In another study, while assessing the electromyography for the maximal contraction force, the placement of active electrode for external oblique was about 13 cm lateral to the umbilicus and about 3 cm medial and inferior to the right Anterior Superior Iliac Spine (ASIS) for internal oblique.13 We also used the same point as a reference for taking external oblique muscle thickness.

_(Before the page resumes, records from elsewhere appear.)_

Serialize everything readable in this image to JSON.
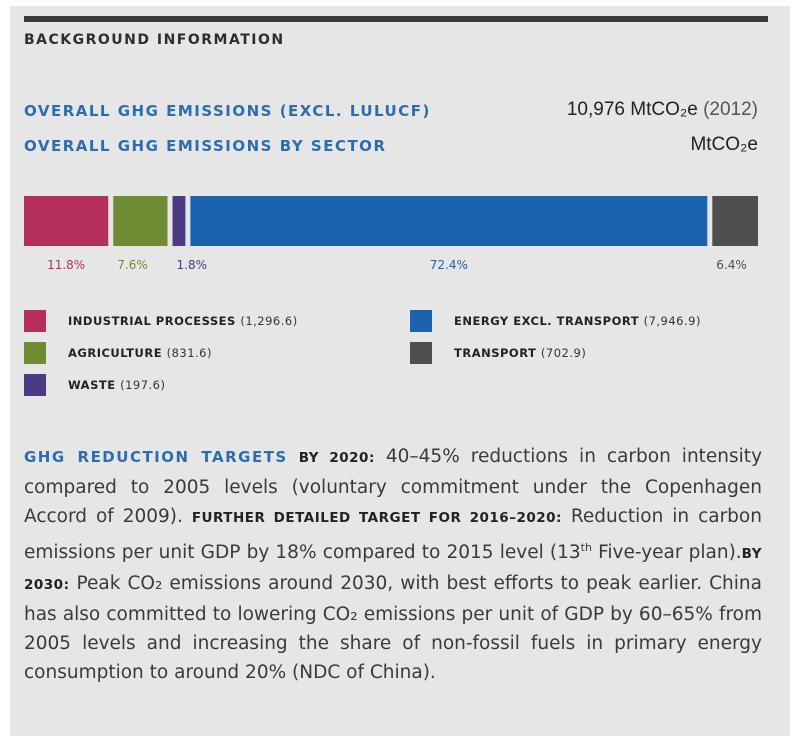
{
  "header": {
    "section_label": "BACKGROUND INFORMATION"
  },
  "overall": {
    "label": "OVERALL GHG EMISSIONS (EXCL. LULUCF)",
    "value": "10,976 MtCO₂e",
    "year": "(2012)"
  },
  "by_sector": {
    "label": "OVERALL GHG EMISSIONS BY SECTOR",
    "unit": "MtCO₂e"
  },
  "chart_data": {
    "type": "bar",
    "orientation": "horizontal-stacked",
    "categories": [
      "Industrial Processes",
      "Agriculture",
      "Waste",
      "Energy excl. Transport",
      "Transport"
    ],
    "values": [
      11.8,
      7.6,
      1.8,
      72.4,
      6.4
    ],
    "value_labels": [
      "11.8%",
      "7.6%",
      "1.8%",
      "72.4%",
      "6.4%"
    ],
    "colors": [
      "#b5305a",
      "#6e8c33",
      "#4b3a86",
      "#1b63ae",
      "#4f4f4f"
    ],
    "label_colors": [
      "#b5305a",
      "#6e8c33",
      "#4b3a86",
      "#1b63ae",
      "#4f4f4f"
    ]
  },
  "legend": [
    {
      "name": "INDUSTRIAL PROCESSES",
      "value": "(1,296.6)",
      "color": "#b5305a"
    },
    {
      "name": "AGRICULTURE",
      "value": "(831.6)",
      "color": "#6e8c33"
    },
    {
      "name": "WASTE",
      "value": "(197.6)",
      "color": "#4b3a86"
    },
    {
      "name": "ENERGY EXCL. TRANSPORT",
      "value": "(7,946.9)",
      "color": "#1b63ae"
    },
    {
      "name": "TRANSPORT",
      "value": "(702.9)",
      "color": "#4f4f4f"
    }
  ],
  "targets": {
    "heading": "GHG REDUCTION TARGETS",
    "by2020_label": "BY 2020:",
    "by2020_text": "40–45% reductions in carbon intensity compared to 2005 levels (voluntary commitment under the Copenhagen Accord of 2009).",
    "further_label": "FURTHER DETAILED TARGET FOR 2016–2020:",
    "further_text_a": "Reduction in carbon emissions per unit GDP by 18% compared to 2015 level (13",
    "further_sup": "th",
    "further_text_b": "Five-year plan).",
    "by2030_label": "BY 2030:",
    "by2030_text": "Peak CO₂ emissions around 2030, with best efforts to peak earlier. China has also committed to lowering CO₂ emissions per unit of GDP by 60–65% from 2005 levels and increasing the share of non-fossil fuels in primary energy consumption to around 20% (NDC of China)."
  }
}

A limitation of the present study was that the study population included only male subjects due to social characteristics and there was no criterion set for all elderly individuals. Further bigger and future research studies should address these limitations.

Conclusion

Aging is a key cause of disability and augmented health care costs. Though being very common, muscle wasting remains underdiagnosed and undertreated among elderly population. Muscle wasting should be evaluated in patients from 50 years of age and above to prevent decline in physical strength and function. We recommend that resistance training, not only maintain the muscle thickness also improve the muscle thickness and pulmonary parameters among elderly population.

Acknowledgement

The authors would like to acknowledge the participants of the study without whom the study would not have been possible.

Conflict of Interest

The authors state that there are no conflicts of interest.